There is one required environment variable.

  • FF_CONFIG Path to configuration file.

filefetcher will, optionally, use a provided directory to hold files as they're being received. This avoids creating temp files in the working directory. If no temp directory is provided, temp files will be written in the working directory.

  • FF_TMP_DIR Directory used for temp files.

filefetcher will, optionally, generate an email if error events are logged. To enable this behavior, three additional environment variables are required.

  • MAILHOST Hostname or IP address of mail forwarder.

  • FF_SENDER Address used for the From: header of generated email.

  • FF_RECIPIENT Address used for the To: header of generated email.

Configuration File

The filefetcher configuration file is formatted in YAML. YAML is an expressive language and there are multiple ways to write a configuration file.
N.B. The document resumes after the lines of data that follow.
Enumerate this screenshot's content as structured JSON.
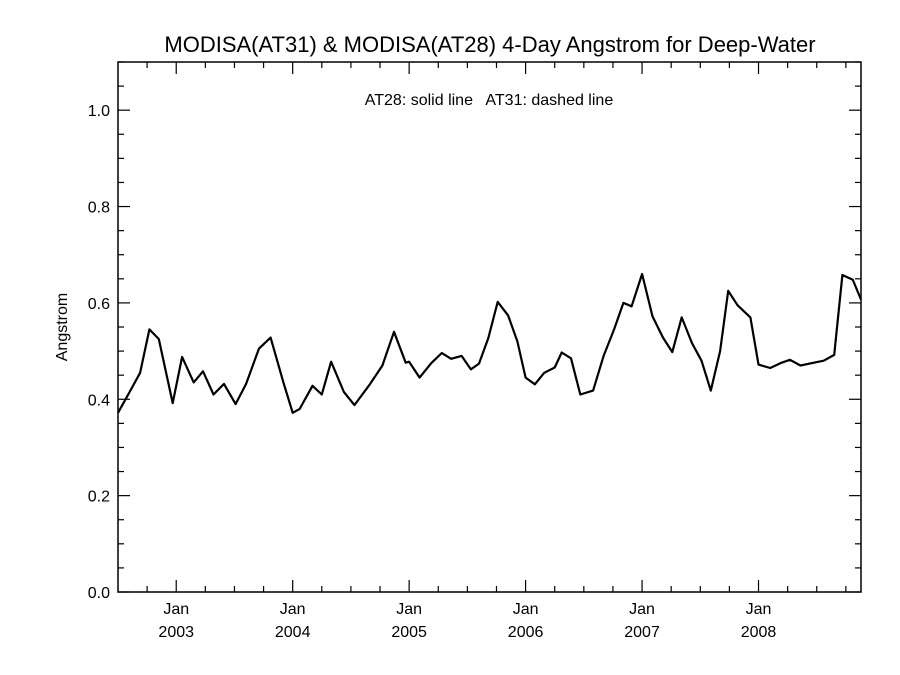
{
  "chart_data": {
    "type": "line",
    "title": "MODISA(AT31) & MODISA(AT28) 4-Day Angstrom for Deep-Water",
    "annotation": "AT28: solid line   AT31: dashed line",
    "xlabel": "",
    "ylabel": "Angstrom",
    "ylim": [
      0.0,
      1.1
    ],
    "xlim": [
      2002.5,
      2008.88
    ],
    "y_ticks": [
      0.0,
      0.2,
      0.4,
      0.6,
      0.8,
      1.0
    ],
    "y_tick_labels": [
      "0.0",
      "0.2",
      "0.4",
      "0.6",
      "0.8",
      "1.0"
    ],
    "x_ticks": [
      {
        "x": 2003.0,
        "month": "Jan",
        "year": "2003"
      },
      {
        "x": 2004.0,
        "month": "Jan",
        "year": "2004"
      },
      {
        "x": 2005.0,
        "month": "Jan",
        "year": "2005"
      },
      {
        "x": 2006.0,
        "month": "Jan",
        "year": "2006"
      },
      {
        "x": 2007.0,
        "month": "Jan",
        "year": "2007"
      },
      {
        "x": 2008.0,
        "month": "Jan",
        "year": "2008"
      }
    ],
    "grid": false,
    "series": [
      {
        "name": "AT28",
        "style": "solid",
        "color": "#000000",
        "x": [
          2002.5,
          2002.6,
          2002.69,
          2002.77,
          2002.85,
          2002.97,
          2003.05,
          2003.15,
          2003.23,
          2003.32,
          2003.41,
          2003.51,
          2003.6,
          2003.71,
          2003.81,
          2003.92,
          2004.0,
          2004.06,
          2004.17,
          2004.25,
          2004.33,
          2004.44,
          2004.53,
          2004.66,
          2004.77,
          2004.87,
          2004.97,
          2005.0,
          2005.09,
          2005.19,
          2005.28,
          2005.36,
          2005.45,
          2005.53,
          2005.6,
          2005.68,
          2005.76,
          2005.85,
          2005.93,
          2006.0,
          2006.08,
          2006.16,
          2006.25,
          2006.31,
          2006.39,
          2006.47,
          2006.58,
          2006.67,
          2006.76,
          2006.84,
          2006.91,
          2007.0,
          2007.09,
          2007.18,
          2007.26,
          2007.34,
          2007.43,
          2007.51,
          2007.59,
          2007.67,
          2007.74,
          2007.82,
          2007.93,
          2008.0,
          2008.1,
          2008.19,
          2008.27,
          2008.36,
          2008.46,
          2008.56,
          2008.65,
          2008.72,
          2008.81,
          2008.88
        ],
        "y": [
          0.372,
          0.415,
          0.455,
          0.545,
          0.525,
          0.392,
          0.488,
          0.435,
          0.458,
          0.41,
          0.432,
          0.39,
          0.432,
          0.505,
          0.528,
          0.435,
          0.372,
          0.38,
          0.428,
          0.41,
          0.478,
          0.415,
          0.388,
          0.43,
          0.47,
          0.54,
          0.476,
          0.478,
          0.445,
          0.475,
          0.496,
          0.484,
          0.49,
          0.462,
          0.474,
          0.527,
          0.602,
          0.574,
          0.52,
          0.445,
          0.431,
          0.455,
          0.466,
          0.497,
          0.485,
          0.41,
          0.418,
          0.49,
          0.545,
          0.6,
          0.593,
          0.66,
          0.572,
          0.528,
          0.498,
          0.57,
          0.516,
          0.48,
          0.418,
          0.5,
          0.625,
          0.595,
          0.57,
          0.472,
          0.465,
          0.475,
          0.482,
          0.47,
          0.475,
          0.48,
          0.492,
          0.658,
          0.648,
          0.607
        ]
      }
    ]
  }
}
Some examples are found in the example_configs/ directory. YAML can be fussy. There are several online validators which can help check configuration files if needed.

The filefetcher configuration conists of a list of queues which are processed concurrently. Each queue defines a list of dataloggers which are polled in sequqnce. This arangement allows filefetcher to retrive files quickly while accommodating networks which may be stressed and have limited available bandwidth. Each queue has a name and a list of data loggers. Optionally a boolean value may be set to indicate that the queue should not be processed, providing a way to pause polling of that queue without having to remove the configuration.

Each entry in the data logger list represents a single remote data logger. It has a name, an address, a pattern for formatting URLs for the remote files, and a location for retrieved files. Optionally a maximum transfer speed in bytes per second may be given. As with queues, polling of individual data loggers may also be paused. Data logger entries may also have a backfill directive, which will be explained below.

Operation

Standalone

filefetcher is run by executing the filefetcher.py script. At launch, filefetcher will read its environment variables, parse its config file and start polling. Polling will proceed one day at a time, polling each data logger for a given day before stepping back in time one day. Once filefetcher finds a daily file that has already been retrieved, or a daily file that cannot be retrieved from the remote data logger, polling for that logger will stop. Once polling for all data loggers in a queue has stopped, that polling process will exit. Once all polling processes have exited filefetcher will email any errors if configured to do so and will exit.

If a data logger entry has a backfill value, the process for exiting described above will be side stepped. Instead, polling will continue for all missing files day-by-day until the backfill date has been reached.

filefetcher supports a single commandline argument, --no-backfill. If this is given, only the most recent daily file will be retreived.

Docker

A Docker image of the project exists. The support directory contains an example shell script which can be used for deployment.

The Docker image assumes you want to use configupdater from tomputils and have its config file hosted at a URL.

  • CU_CONFIG_URL URL of bootstrap config.
  • CU_CONTEXT_NAME The identifying name used in configupdater emails
  • CU_USER User id to use when retrieving the bootstrap config. Optional.
  • CU_PASSWORD Password to use when retrieving the bootstrap config. Optional.

The Docker image expects some environemnt variables to be set.

  • FF_CONFIG Location filefetcher config. "target" in the configupdater bootstrap config.
  • FF_LOG_DIR Filesystem path of log directory.
  • FF_TMP_DIR Filesystem path of temp directory.